Mississippi could offer a higher salary while seeking a new director for its Public Employees Retirement System, under a bill headed to the governor.
The current PERS director, Pat Robertson, said in a letter Wednesday to state agency directors, employees and retirees that she intends to retire in mid- to late 2018. She started working for the pension system in 1980 and became director in 2005.
Robertson is one of many state government employees whose salary is limited to no more than 150 percent of what the governor is paid. With the governor’s salary at $122,160, the cap is $183,240.
Sen. Barbara Blackmon, D- Canton, said Thursday that House Bill 1301 would lift the cap for the PERS director and let the pension system’s board offer a higher salary to a new person in the job. Robertson’s pay would not be affected.
Sen.

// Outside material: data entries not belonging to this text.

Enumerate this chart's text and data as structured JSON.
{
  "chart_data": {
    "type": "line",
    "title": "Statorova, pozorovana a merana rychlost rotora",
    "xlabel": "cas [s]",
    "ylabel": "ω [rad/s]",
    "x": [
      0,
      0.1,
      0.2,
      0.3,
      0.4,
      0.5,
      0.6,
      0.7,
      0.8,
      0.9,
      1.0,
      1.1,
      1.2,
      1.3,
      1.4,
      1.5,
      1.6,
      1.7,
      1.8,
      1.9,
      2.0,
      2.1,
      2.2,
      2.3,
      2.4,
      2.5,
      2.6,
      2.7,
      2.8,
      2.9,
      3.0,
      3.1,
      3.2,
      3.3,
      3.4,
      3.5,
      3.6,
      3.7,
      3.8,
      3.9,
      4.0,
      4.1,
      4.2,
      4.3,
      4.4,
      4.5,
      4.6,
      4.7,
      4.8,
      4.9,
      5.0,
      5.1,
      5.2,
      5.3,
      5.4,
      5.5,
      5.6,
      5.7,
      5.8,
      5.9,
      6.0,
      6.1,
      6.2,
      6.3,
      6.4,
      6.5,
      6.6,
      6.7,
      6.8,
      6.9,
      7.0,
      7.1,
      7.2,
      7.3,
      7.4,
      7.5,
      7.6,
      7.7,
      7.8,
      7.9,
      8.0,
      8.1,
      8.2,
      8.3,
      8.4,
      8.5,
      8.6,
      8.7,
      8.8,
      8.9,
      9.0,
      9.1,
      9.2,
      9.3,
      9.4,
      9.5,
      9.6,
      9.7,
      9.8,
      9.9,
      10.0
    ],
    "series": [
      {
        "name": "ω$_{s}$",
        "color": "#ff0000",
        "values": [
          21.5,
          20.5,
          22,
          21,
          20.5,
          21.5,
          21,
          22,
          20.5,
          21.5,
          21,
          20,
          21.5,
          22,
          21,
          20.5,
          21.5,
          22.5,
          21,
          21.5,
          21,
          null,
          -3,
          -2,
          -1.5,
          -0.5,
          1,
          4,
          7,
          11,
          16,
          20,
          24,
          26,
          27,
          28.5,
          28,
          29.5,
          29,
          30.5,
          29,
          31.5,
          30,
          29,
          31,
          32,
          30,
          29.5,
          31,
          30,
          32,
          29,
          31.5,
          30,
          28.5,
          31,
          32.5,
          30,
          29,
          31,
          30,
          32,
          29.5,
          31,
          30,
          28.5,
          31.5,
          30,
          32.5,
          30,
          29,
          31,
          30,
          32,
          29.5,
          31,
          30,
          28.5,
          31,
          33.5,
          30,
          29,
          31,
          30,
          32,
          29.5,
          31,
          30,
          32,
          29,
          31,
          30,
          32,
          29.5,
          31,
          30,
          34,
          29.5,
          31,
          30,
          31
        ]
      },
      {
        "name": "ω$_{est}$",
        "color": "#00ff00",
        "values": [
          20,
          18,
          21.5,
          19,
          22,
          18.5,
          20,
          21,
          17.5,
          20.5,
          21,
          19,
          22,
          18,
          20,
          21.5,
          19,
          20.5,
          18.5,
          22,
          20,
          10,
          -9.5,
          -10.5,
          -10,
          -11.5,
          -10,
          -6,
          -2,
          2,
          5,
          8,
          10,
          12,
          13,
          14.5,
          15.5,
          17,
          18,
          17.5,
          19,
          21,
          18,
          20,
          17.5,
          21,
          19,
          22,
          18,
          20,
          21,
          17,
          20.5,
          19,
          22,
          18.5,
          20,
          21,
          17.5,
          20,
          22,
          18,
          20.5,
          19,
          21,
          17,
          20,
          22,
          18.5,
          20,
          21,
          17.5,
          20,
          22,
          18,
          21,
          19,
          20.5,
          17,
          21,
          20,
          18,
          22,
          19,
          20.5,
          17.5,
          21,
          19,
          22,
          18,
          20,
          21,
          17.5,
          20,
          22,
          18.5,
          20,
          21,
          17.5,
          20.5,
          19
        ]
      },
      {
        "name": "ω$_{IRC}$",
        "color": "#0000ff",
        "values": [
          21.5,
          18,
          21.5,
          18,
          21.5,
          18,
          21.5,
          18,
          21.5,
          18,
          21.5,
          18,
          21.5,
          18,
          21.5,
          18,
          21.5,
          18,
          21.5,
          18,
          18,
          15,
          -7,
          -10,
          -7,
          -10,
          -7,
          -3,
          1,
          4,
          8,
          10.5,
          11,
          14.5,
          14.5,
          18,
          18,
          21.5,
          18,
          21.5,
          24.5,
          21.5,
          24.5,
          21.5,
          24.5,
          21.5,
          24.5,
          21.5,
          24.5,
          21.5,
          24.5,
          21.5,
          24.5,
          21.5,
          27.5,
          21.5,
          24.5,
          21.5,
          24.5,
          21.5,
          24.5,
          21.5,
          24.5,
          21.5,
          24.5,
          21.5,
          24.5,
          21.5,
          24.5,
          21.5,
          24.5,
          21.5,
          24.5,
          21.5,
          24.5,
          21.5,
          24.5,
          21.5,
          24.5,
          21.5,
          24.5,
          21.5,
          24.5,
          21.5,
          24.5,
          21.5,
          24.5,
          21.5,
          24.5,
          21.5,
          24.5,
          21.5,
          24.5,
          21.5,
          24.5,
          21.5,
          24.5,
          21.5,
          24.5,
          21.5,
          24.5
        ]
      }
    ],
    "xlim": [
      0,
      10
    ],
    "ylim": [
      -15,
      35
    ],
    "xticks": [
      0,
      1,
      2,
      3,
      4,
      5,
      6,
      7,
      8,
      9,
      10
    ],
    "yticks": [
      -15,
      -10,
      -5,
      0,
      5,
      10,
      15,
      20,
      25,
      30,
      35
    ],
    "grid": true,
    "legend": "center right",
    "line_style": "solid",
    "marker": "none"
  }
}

Sean Tindell, R-Gulfport, said he was told the PERS board intends to set a top salary of $215,000. He said he would support the bill, although he believes PERS needs to seek higher returns on its investments.
“We can’t just keep sticking our heads in the sand like an ostrich,” Tindell said. “If we don’t do something about it, it’s going to bankrupt the state.”
Several senators expressed concerns about state spending.
“They make plenty of money as it is,” said Sen. Michael Watson, R-Pascagoula. “We’re in a budget crunch.”
The Mississippi Public Employees Retirement System has almost 400,000 members and about $26 billion in assets. More than 160 people work to manage the pension system.
Sen. Hob Bryan, D-Amory, said Mississippi needs to offer a competitive salary.
“I just don’t think you get anywhere with cheap help,” Bryan said.
The bill had already passed the House. With some opposition, the Senate voted Thursday to send it to Republican Gov. Phil Bryant.
“As with all bills that make their way to my desk, there will be a thorough review before a decision is made, but in this budget climate, it’s a difficult time to be giving salary increases,” Bryant said in a statement Thursday.